Fritz Lang was constantly at odds with Joan Bennett.

Joan Bennett called the film "an unqualified disaster".

Not available on Netflix or YouTube; you will have to buy it.  It was kind of a waste of money.


  1. Afraid I must disagree again! I understand why you didn't like it. It's pretty cheesy.

    For some reason, I enjoyed it though. I loved her outfits, and I thought the tone was pretty creepy. And the "normal" characters, like her male friend who tries to warn her, were very believable. The ending was kind of weird and not in a good way, but overall I enjoyed it.

    1. Also, I forgot to say it reminded me of Rebecca, which I really enjoyed! :-)

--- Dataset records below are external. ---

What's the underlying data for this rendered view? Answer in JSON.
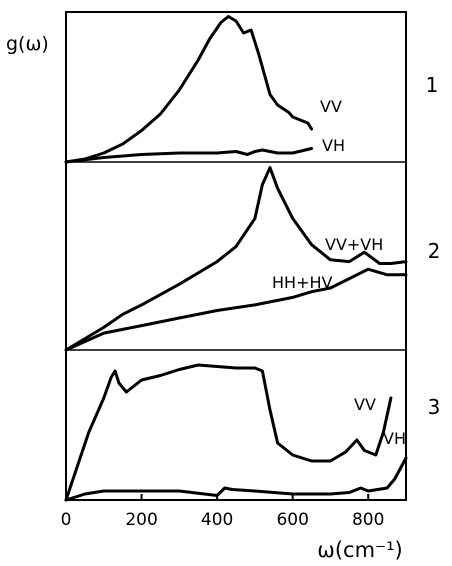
{
  "chart_data": {
    "type": "line",
    "ylabel": "g(ω)",
    "xlabel": "ω(cm⁻¹)",
    "xlim": [
      0,
      900
    ],
    "xticks": [
      0,
      200,
      400,
      600,
      800
    ],
    "xtick_labels": [
      "0",
      "200",
      "400",
      "600",
      "800"
    ],
    "grid": false,
    "panels": [
      {
        "panel_label": "1",
        "ylim": [
          0,
          1
        ],
        "series": [
          {
            "name": "VV",
            "x": [
              0,
              50,
              100,
              150,
              200,
              250,
              300,
              350,
              380,
              410,
              430,
              450,
              470,
              490,
              510,
              540,
              560,
              590,
              600,
              640,
              650
            ],
            "y": [
              0.0,
              0.02,
              0.06,
              0.12,
              0.21,
              0.32,
              0.48,
              0.68,
              0.82,
              0.93,
              0.97,
              0.94,
              0.86,
              0.88,
              0.72,
              0.45,
              0.38,
              0.33,
              0.3,
              0.26,
              0.22
            ]
          },
          {
            "name": "VH",
            "x": [
              0,
              100,
              200,
              300,
              400,
              450,
              480,
              500,
              520,
              560,
              600,
              650
            ],
            "y": [
              0.0,
              0.03,
              0.05,
              0.06,
              0.06,
              0.07,
              0.05,
              0.07,
              0.08,
              0.06,
              0.06,
              0.09
            ]
          }
        ]
      },
      {
        "panel_label": "2",
        "ylim": [
          0,
          1
        ],
        "series": [
          {
            "name": "VV+VH",
            "x": [
              0,
              100,
              150,
              200,
              300,
              400,
              450,
              500,
              520,
              540,
              560,
              600,
              650,
              700,
              750,
              790,
              830,
              860,
              900
            ],
            "y": [
              0.0,
              0.12,
              0.19,
              0.24,
              0.35,
              0.47,
              0.55,
              0.7,
              0.88,
              0.97,
              0.86,
              0.7,
              0.56,
              0.48,
              0.47,
              0.52,
              0.46,
              0.46,
              0.47
            ]
          },
          {
            "name": "HH+HV",
            "x": [
              0,
              100,
              200,
              300,
              400,
              500,
              600,
              650,
              700,
              750,
              800,
              850,
              900
            ],
            "y": [
              0.0,
              0.09,
              0.13,
              0.17,
              0.21,
              0.24,
              0.28,
              0.31,
              0.33,
              0.38,
              0.43,
              0.4,
              0.4
            ]
          }
        ]
      },
      {
        "panel_label": "3",
        "ylim": [
          0,
          1
        ],
        "series": [
          {
            "name": "VV",
            "x": [
              0,
              60,
              100,
              120,
              130,
              140,
              160,
              180,
              200,
              250,
              300,
              350,
              400,
              450,
              500,
              520,
              540,
              560,
              600,
              650,
              700,
              740,
              770,
              790,
              820,
              840,
              860
            ],
            "y": [
              0.0,
              0.45,
              0.68,
              0.82,
              0.86,
              0.78,
              0.72,
              0.76,
              0.8,
              0.83,
              0.87,
              0.9,
              0.89,
              0.88,
              0.88,
              0.86,
              0.6,
              0.38,
              0.3,
              0.26,
              0.26,
              0.32,
              0.4,
              0.33,
              0.3,
              0.45,
              0.68
            ]
          },
          {
            "name": "VH",
            "x": [
              0,
              50,
              100,
              200,
              300,
              400,
              420,
              440,
              500,
              600,
              700,
              750,
              780,
              800,
              850,
              870,
              900
            ],
            "y": [
              0.0,
              0.04,
              0.06,
              0.06,
              0.06,
              0.03,
              0.08,
              0.07,
              0.06,
              0.04,
              0.04,
              0.05,
              0.08,
              0.06,
              0.08,
              0.14,
              0.28
            ]
          }
        ]
      }
    ]
  }
}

  2. Goodness we have been disagreeing a lot! I guess we both liked Letter from an Unknown Woman...for the wrong reasons...

  3. I actually agree with you on this one. It is a mess. There is supposed to be a Freudian symbolism to the movie but to me it just felt odd.

  4. Arguably, this is what you get when you allow a creatively-minded director to produce his own films.

    Hollywood history is littered with tales of interfering producers (Boo! Hiss!) trying to impose their dull, conventional, formulaic will upon heroic, free-thinking directors (Hooray!). We should probably bear in mind that, more often than not, the producer knew their job and probably had the right of it. Especially when they were responsible for the film turning a profit at the box office, which this spectacularly didn't.

    All that said, I still really enjoyed it and was muttering 'wow' after it finished. I'm generally willing to forgive some looseness around the edges in pursuit of ideas. There was some great tension, set pieces and what one could almost call a whodunnit. And a train station. Gotta love trains and train stations.

    1. Definitely something magical about train stations. But yes I recently read an article about white washing in Hollywood, and it was written as if Hollywood had an evil agenda. But it's white people who won't pay to see movies with other races. We create the market.

    2. Very true. When you see an industry or a company or a politician peddling products or opinions you find unpleasant, very often they're guilty of no more than knowing their audience.